As last year’s Super Bowl kickoff grew near, the mobile sports book DraftKings reported it was taking 21,000 bets per minute. Mega-operators like DraftKings are able to offer as many props as Kornegay’s SuperBook Sports, if not more, and their customers have come to expect it.

“We’re never going to be able to duplicate the same size of menu or even come close to that, frankly,” said Jeffrey Benson, the sports book operations manager at Circa Sports, Las Vegas’s largest sports book. Rather than try to compete with the sheer volume of the big operators, Benson decided to compete for originality, crowdsourcing Circa’s prop menu on social media.

He asked bettors on Twitter which props they’d like to see offered and Benson and his team chose dozens of their favorite responses, including “Will Travis Kelce get more receiving yards than Jason Kelce snaps played?” and “Will any player score 8 points on one drive?”

The SuperBook’s menu evolves from year to year as well. “At this point in time, it’s very tough to come up with new propositions,” Kornegay said, “but we came up with a couple new ones.”

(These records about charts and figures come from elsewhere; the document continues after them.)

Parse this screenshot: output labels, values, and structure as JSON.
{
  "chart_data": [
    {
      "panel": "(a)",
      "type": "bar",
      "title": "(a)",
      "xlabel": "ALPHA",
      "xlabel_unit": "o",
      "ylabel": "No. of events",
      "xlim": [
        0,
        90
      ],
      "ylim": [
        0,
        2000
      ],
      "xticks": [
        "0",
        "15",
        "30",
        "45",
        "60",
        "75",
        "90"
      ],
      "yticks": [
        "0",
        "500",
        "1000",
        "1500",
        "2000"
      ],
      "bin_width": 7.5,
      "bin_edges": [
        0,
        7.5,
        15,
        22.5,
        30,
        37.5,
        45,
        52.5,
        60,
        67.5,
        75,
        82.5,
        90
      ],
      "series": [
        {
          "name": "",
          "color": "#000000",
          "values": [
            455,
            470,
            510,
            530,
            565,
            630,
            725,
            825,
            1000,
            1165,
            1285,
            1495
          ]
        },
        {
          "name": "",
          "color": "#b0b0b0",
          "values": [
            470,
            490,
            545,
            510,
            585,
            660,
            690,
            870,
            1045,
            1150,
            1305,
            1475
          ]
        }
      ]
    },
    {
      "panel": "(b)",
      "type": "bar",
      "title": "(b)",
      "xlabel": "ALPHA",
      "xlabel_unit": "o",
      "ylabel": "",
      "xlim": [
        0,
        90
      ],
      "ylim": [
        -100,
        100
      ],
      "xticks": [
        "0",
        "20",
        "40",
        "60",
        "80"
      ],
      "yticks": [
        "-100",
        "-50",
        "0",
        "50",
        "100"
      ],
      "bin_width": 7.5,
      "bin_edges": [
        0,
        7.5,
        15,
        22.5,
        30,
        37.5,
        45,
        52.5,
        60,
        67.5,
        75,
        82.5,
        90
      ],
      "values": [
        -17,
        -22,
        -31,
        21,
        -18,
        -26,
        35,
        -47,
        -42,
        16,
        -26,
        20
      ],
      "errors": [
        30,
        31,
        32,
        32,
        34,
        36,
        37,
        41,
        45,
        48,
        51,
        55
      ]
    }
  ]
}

This year, the book will offer props on whether either team will convert a fourth down in its own territory, something unthinkable a decade ago, but now an increasingly common occurrence in the N.F.L. “The Eagles have done it like four times,” Kornegay said.

Offering an original Super Bowl prop bet is not without risk, however. Benson and Chris Bennett, Circa’s director of risk, are a two-person team when it comes to pricing these new props. They don’t worry too much about whether or not they get the price right or wrong, instead letting the market do the work while they adjust odds as the bets are placed.

“There’s nothing more disappointing to us than when we spend some time on a proposition and it doesn’t create a lot of interest,” Kornegay said. “If it doesn’t get a lot of interest, meaning a lot of bets, there’s a good chance you won’t see that one next year.”